First published: 01st May 1995
By Allan G. Dyer M.Sc.(tech) B.Sc. AIDPM MIAP MHKCS, Head of F-PROT Technical Support, Yui Kee Co. Ltd.
In the nine months since the first of these articles, the total number of known viruses has risen by about 1600. This is an average of 5.9 a day (reasonably close to the figure of 7 a day I gave in the first article). Viruses are not becoming less of a problem. This is supported by the increase in the number of virus reports and requests for technical help I receive daily.
The Myth of Michelangelo
Around March 6, various articles appeared in both the general and computing press about Michelangelo Day. This annual attempt by some journalists to publicise the dangers of viruses is a farce. It is true that the Michelangelo virus is a boot sector virus that activates on March 6, formatting vital areas of the hard disk. Michelangelo Day was first declared in 1992, when it was a relatively new virus and people using old versions of anti-virus scanners were at risk. I have had no confirmed reports of a Michelangelo activation in Hong Kong on the last two March 6's. In contrast, AntiCMOS, BuptBoot, B1 and Sampo are four boot sector viruses that are spreading in the Territory now.
In fact, anyone using a scanner that is 3 years old is adequately protected against Michelangelo - they are at risk from the 5000+ viruses that have been discovered since then. The reports concentrate on the risk of another outbreak of Michelangelo, and how to protect yourself against it (I have seen two articles this year that recommend changing the date in your computer, try avoiding the activation conditions for 6000+ viruses like that!). A far more useful approach is to look at the virus problem in general and advise people on how to protect themselves against all viruses.
Figure 1: How to use your computer safely.
- Never boot your computer from an unknown diskette.
If you forget a diskette in a drive and start the computer, remove the diskette, turn off the computer using the power switch and restart. If you have the slightest reason to suspect that there is a virus on the diskette, boot your computer from a clean system diskette and check your computer with reliable anti-virus software. A boot sector virus can infect your hard disk immediately if you boot from an infected diskette.
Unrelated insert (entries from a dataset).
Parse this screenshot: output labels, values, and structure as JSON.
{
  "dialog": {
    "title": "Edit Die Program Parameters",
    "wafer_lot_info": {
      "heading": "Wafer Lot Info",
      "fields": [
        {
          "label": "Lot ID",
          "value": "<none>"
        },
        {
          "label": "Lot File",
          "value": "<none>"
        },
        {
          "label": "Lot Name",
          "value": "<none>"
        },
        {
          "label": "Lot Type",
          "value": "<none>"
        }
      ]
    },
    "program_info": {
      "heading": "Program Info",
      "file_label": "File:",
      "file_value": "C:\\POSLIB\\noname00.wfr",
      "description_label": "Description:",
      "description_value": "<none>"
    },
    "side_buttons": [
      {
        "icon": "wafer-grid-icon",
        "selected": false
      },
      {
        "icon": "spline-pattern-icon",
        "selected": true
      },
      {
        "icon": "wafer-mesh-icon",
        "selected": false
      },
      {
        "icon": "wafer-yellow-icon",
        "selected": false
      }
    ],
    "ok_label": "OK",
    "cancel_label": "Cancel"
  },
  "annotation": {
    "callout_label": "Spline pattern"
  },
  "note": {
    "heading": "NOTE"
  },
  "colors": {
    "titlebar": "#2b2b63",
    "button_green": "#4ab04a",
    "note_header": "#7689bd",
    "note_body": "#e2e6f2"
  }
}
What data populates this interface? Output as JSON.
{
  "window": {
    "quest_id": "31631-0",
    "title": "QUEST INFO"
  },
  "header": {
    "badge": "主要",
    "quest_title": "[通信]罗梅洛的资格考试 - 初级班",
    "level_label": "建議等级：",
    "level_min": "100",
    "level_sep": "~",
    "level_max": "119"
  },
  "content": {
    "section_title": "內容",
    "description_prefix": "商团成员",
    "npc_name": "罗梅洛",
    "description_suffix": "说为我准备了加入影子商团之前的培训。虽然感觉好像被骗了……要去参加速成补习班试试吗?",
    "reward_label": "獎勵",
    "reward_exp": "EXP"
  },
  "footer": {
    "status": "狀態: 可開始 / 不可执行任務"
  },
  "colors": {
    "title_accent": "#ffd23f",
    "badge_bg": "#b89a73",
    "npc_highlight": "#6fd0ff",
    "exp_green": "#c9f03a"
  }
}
Most PCs now allow the boot sequence to be set so this sort of accident can be avoided entirely. This is done in the Setup options, and is called something like:
Initial System Load: Fixed/Diskette
or
System Boot Up Sequence C:, A:
When set correctly, the system will always try booting from the hard disk first, ignoring any floppy in drive A.
- If your anti-virus software has the option, set it to check floppy disks whenever they are accessed and on warm boots.
- Create a plan for making backups and stick to the plan. Keep several generations of backups. Keep both full backups and backups of just your data files.
- Create an emergency boot disk containing, along with the operating system, essential tools for disk repair, unformatting, undeletion, virus searching and disinfecting. These will be useful tools in any emergency.
- Do not use illegally copied programs or programs of uncertain origin. If you don not know the origin of a diskette, do not try running the program on it before checking the diskette for viruses.
- Also check the purity of original diskettes. They may be infected too.
- Do not copy programs from one computer to another. Always install programs from original distribution diskettes or write-protected backup copies.
- Install reliable anti-virus software, and use it according to the instructions.
- Do not underestimate the virus threat. Viruses are a major hazard.
Fortunately, most virus attacks are simple to prevent (see fig. 1).
The Many Types of Virus
Potentially, a virus can be created to infect any software that can be modified. On a DOS machine, this includes the DOS boot sector, the Master Boot Record, and .COM, .EXE, .OVL (and other overlay files), .SYS and even .BAT files. Most DOS viruses infect .COM or .EXE files (though boot sector viruses cause more infections). Viruses are broadly categorised into file viruses and boot sector viruses. Narrower classification is based on other characteristics, such as stealth, polymorphism, and infection strategies. A successful virus balances it's rate of spread against the chance of detection.
Small but significant numbers of viruses exist for non-DOS machines. These are unlikely to cause a major outbreak, given the overwhelming numbers of DOS computers.